I recently changed roles at work. My new title is “Accounts Manager” and I am responsible for all the company’s accounts payable and receivable. I also help other staff price our products and develop new accounts. I am very happy about my new role but my job used to be “9 to 5” and now I have to work late and on weekends. I asked my boss about overtime but was informed that managers and supervisors do not receive overtime pay. Is this true?
For most employees in Ontario overtime hours start after 44 hours of work in a week. For every hour worked in excess of 44 hours an employee is supposed to receive time and a half.

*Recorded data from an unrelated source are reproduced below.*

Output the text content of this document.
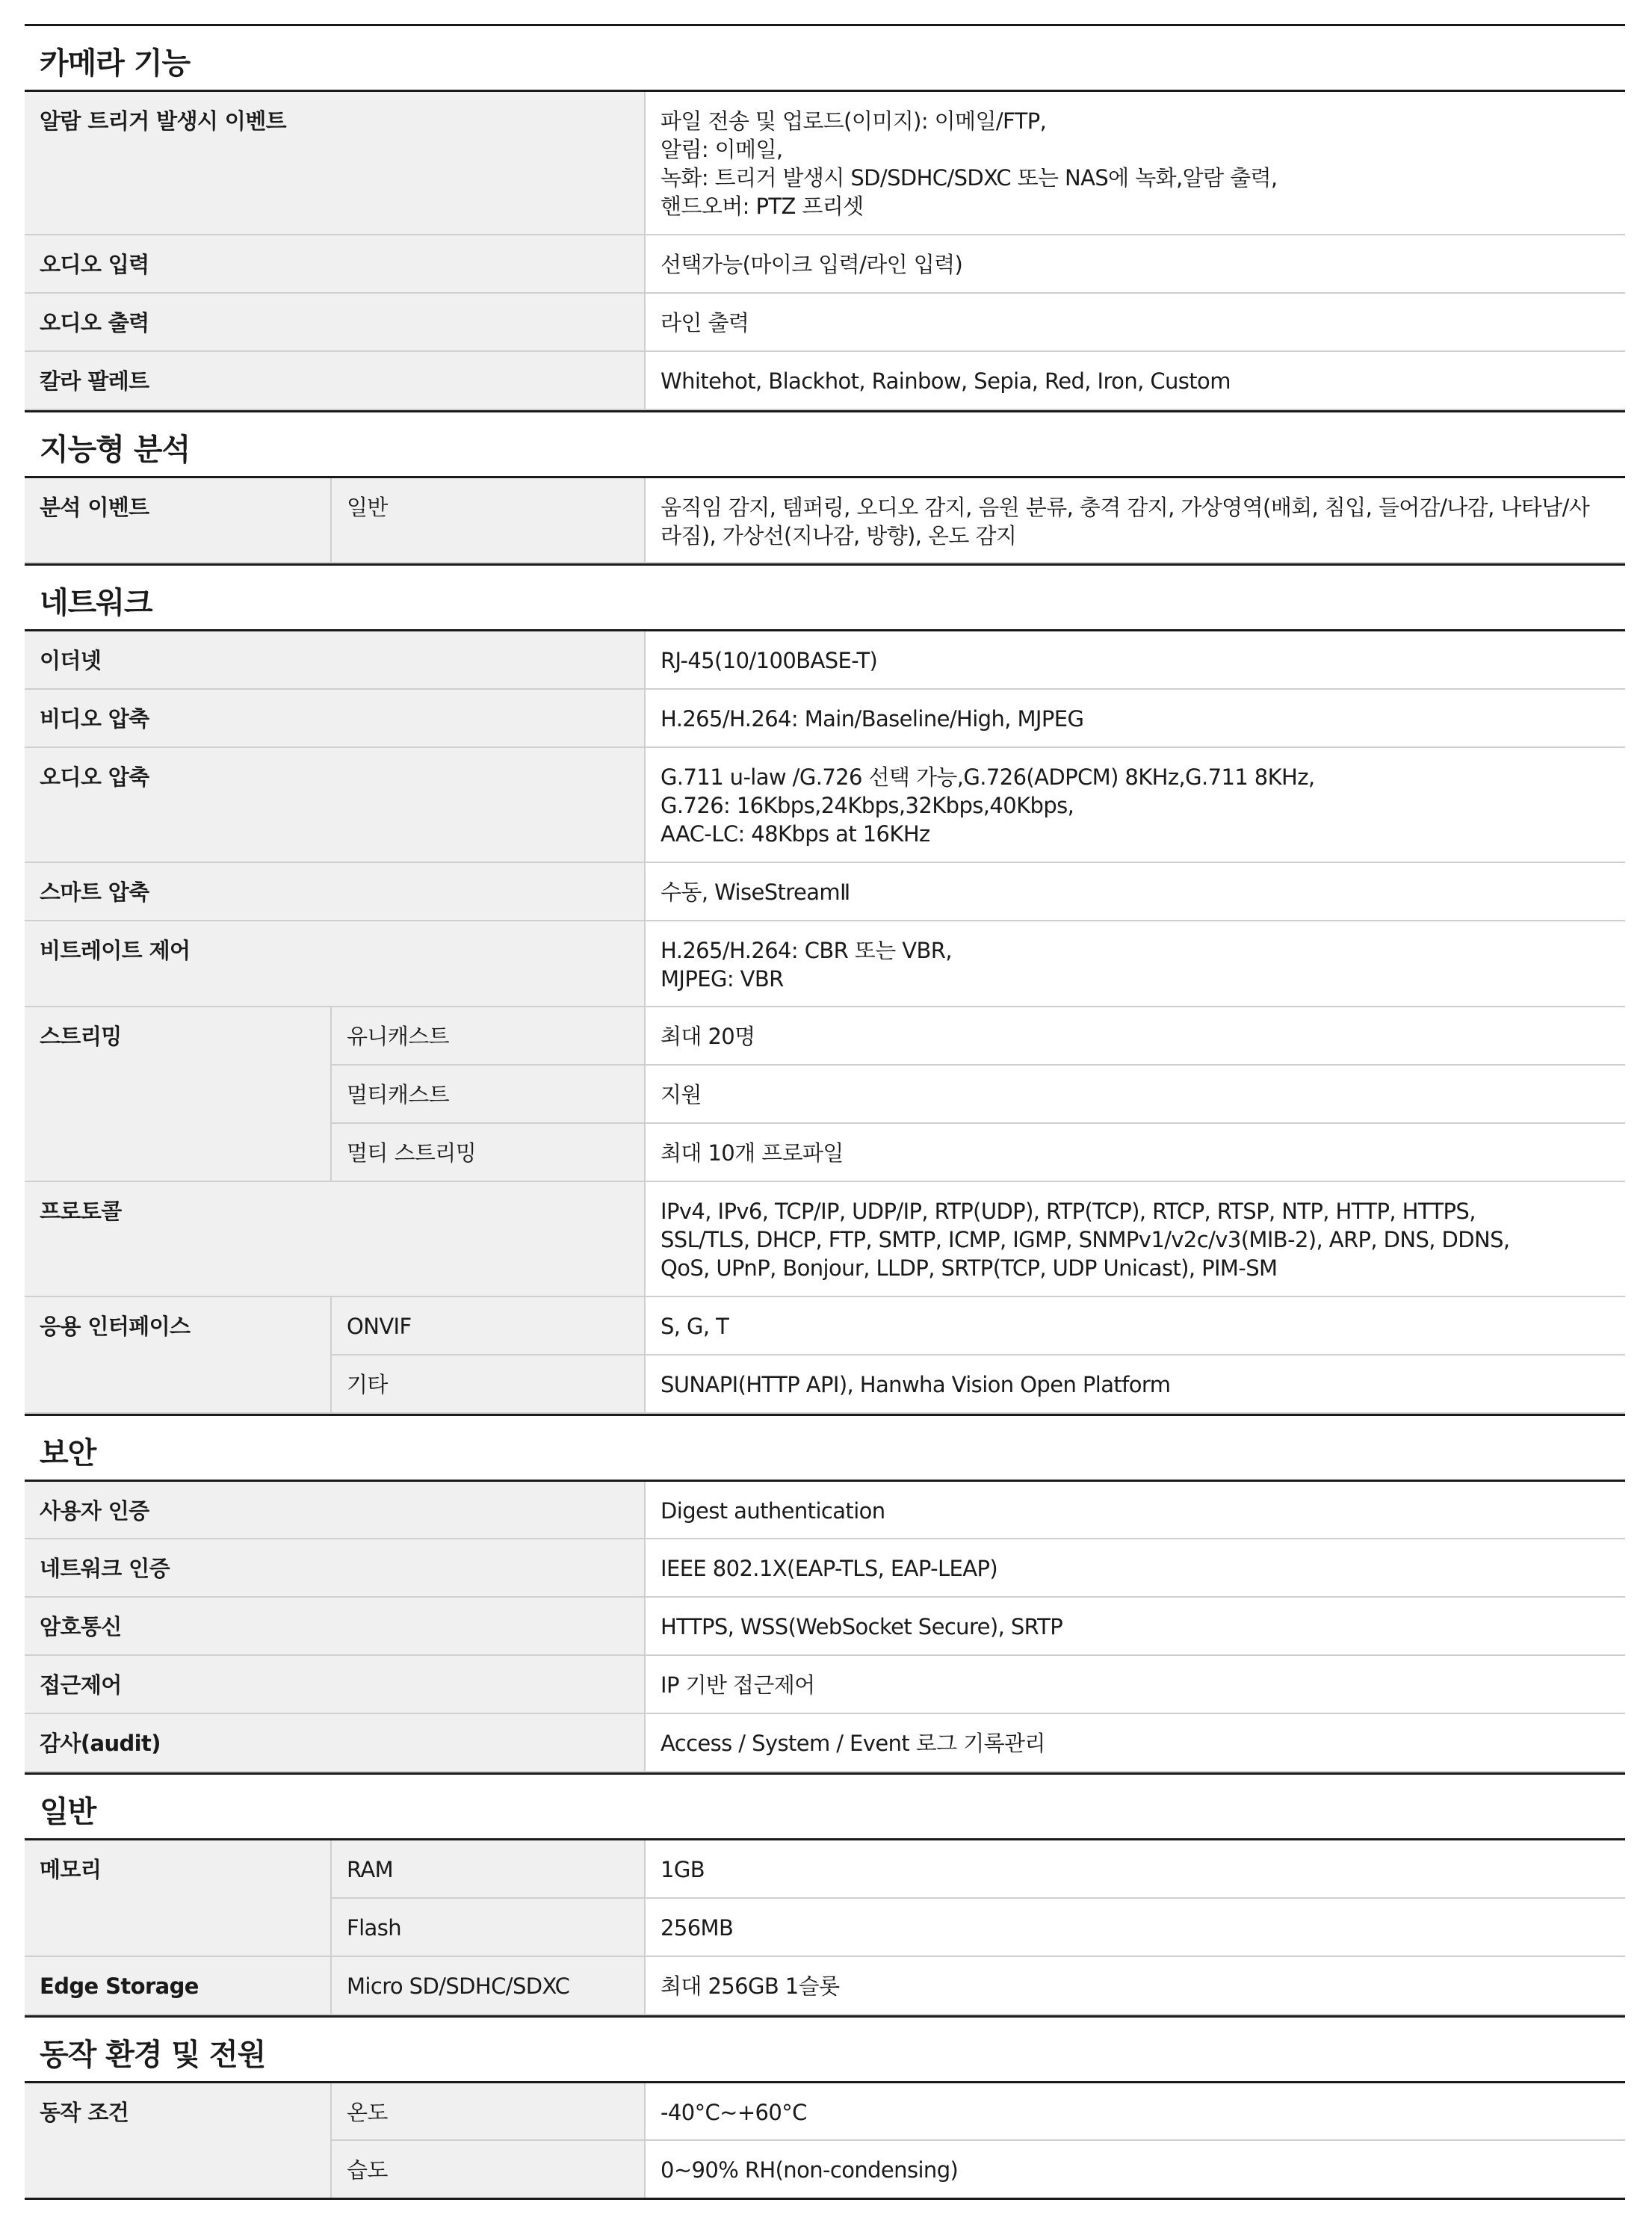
카메라 기능
알람 트리거 발생시 이벤트	파일 전송 및 업로드(이미지): 이메일/FTP,
알림: 이메일,
녹화: 트리거 발생시 SD/SDHC/SDXC 또는 NAS에 녹화,알람 출력,
핸드오버: PTZ 프리셋
오디오 입력	선택가능(마이크 입력/라인 입력)
오디오 출력	라인 출력
칼라 팔레트	Whitehot, Blackhot, Rainbow, Sepia, Red, Iron, Custom
지능형 분석
분석 이벤트	일반	움직임 감지, 템퍼링, 오디오 감지, 음원 분류, 충격 감지, 가상영역(배회, 침입, 들어감/나감, 나타남/사
라짐), 가상선(지나감, 방향), 온도 감지
네트워크
이더넷		RJ-45(10/100BASE-T)
비디오 압축		H.265/H.264: Main/Baseline/High, MJPEG
오디오 압축		G.711 u-law /G.726 선택 가능,G.726(ADPCM) 8KHz,G.711 8KHz,
G.726: 16Kbps,24Kbps,32Kbps,40Kbps,
AAC-LC: 48Kbps at 16KHz
스마트 압축		수동, WiseStreamⅡ
비트레이트 제어		H.265/H.264: CBR 또는 VBR,
MJPEG: VBR
스트리밍	유니캐스트	최대 20명
	멀티캐스트	지원
	멀티 스트리밍	최대 10개 프로파일
프로토콜		IPv4, IPv6, TCP/IP, UDP/IP, RTP(UDP), RTP(TCP), RTCP, RTSP, NTP, HTTP, HTTPS,
SSL/TLS, DHCP, FTP, SMTP, ICMP, IGMP, SNMPv1/v2c/v3(MIB-2), ARP, DNS, DDNS,
QoS, UPnP, Bonjour, LLDP, SRTP(TCP, UDP Unicast), PIM-SM
응용 인터페이스	ONVIF	S, G, T
	기타	SUNAPI(HTTP API), Hanwha Vision Open Platform
보안
사용자 인증	Digest authentication
네트워크 인증	IEEE 802.1X(EAP-TLS, EAP-LEAP)
암호통신	HTTPS, WSS(WebSocket Secure), SRTP
접근제어	IP 기반 접근제어
감사(audit)	Access / System / Event 로그 기록관리
일반
메모리	RAM	1GB
	Flash	256MB
Edge Storage	Micro SD/SDHC/SDXC	최대 256GB 1슬롯
동작 환경 및 전원
동작 조건	온도	-40°C~+60°C
	습도	0~90% RH(non-condensing)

Under the Employment Standards Act there are exceptions to the general rule including that managers and supervisors do not receive any overtime compensation. For this “manager exception” to apply, an employee generally needs to be performing work that involves the supervision of other employees in a leadership role as opposed working in general administrative duties. Also, the exempt employee must be working in the manager role the majority of the time while at work - not just every now and then. The fact that someone’s job title includes the word “manager” or “supervisor” does not determine their entitlement to overtime pay. Rather, it depends on what the actual duties of the employee are.
Although many job titles, such Accounts Manager, include the word “manager” this does not necessarily mean you don’t get overtime pay. If your job does not involve supervising other employees this is a good indication that you may be entitled to overtime compensation. For more information you can seek legal counsel or examine the Ministry of Labour’s website at http://www.labour.gov.on.ca/.
Last month local newspapers reported the case of a McDonald’s employee in Kanata who was dismissed after receiving poor performance reviews. The employee received more than $100,000.00 in court. Why?
The short answer is that the judge in this case found that although the employee’s performance was not perfect the employer did not have “just cause” to terminate her employment contract. If a business chooses to dismiss an employee the employer has to first decide if they have just cause to end the contract or not. Just cause exists when an employee has committed a serious breach of contract such as theft or continually missing work without reason. If the employer does not have just cause then in most cases they have to provide compensation which can equal up to a month of salary for every year of the employee’s service.
Many employers have staff who they believe are poor performers. Performance reviews are often done to encourage better performance but may also be an attempt to build a case for a just cause dismissal. After several poor performance reviews an employer may choose to dismiss an employee for just cause. However, a decision to terminate an employee for just cause can be challenged in court where employers often find it difficult to prove that the alleged breach of contract was serious enough to warrant a just cause dismissal. Poor performance reviews may show that an employee was less than perfect but this alone is usually not enough to disentitle them to some compensation when they are dismissed. Because compensation is typically based on the number of years the employee has worked, the amount owing to dismissed employee can be significant which is what occurred in the case of the former McDonald’s employee.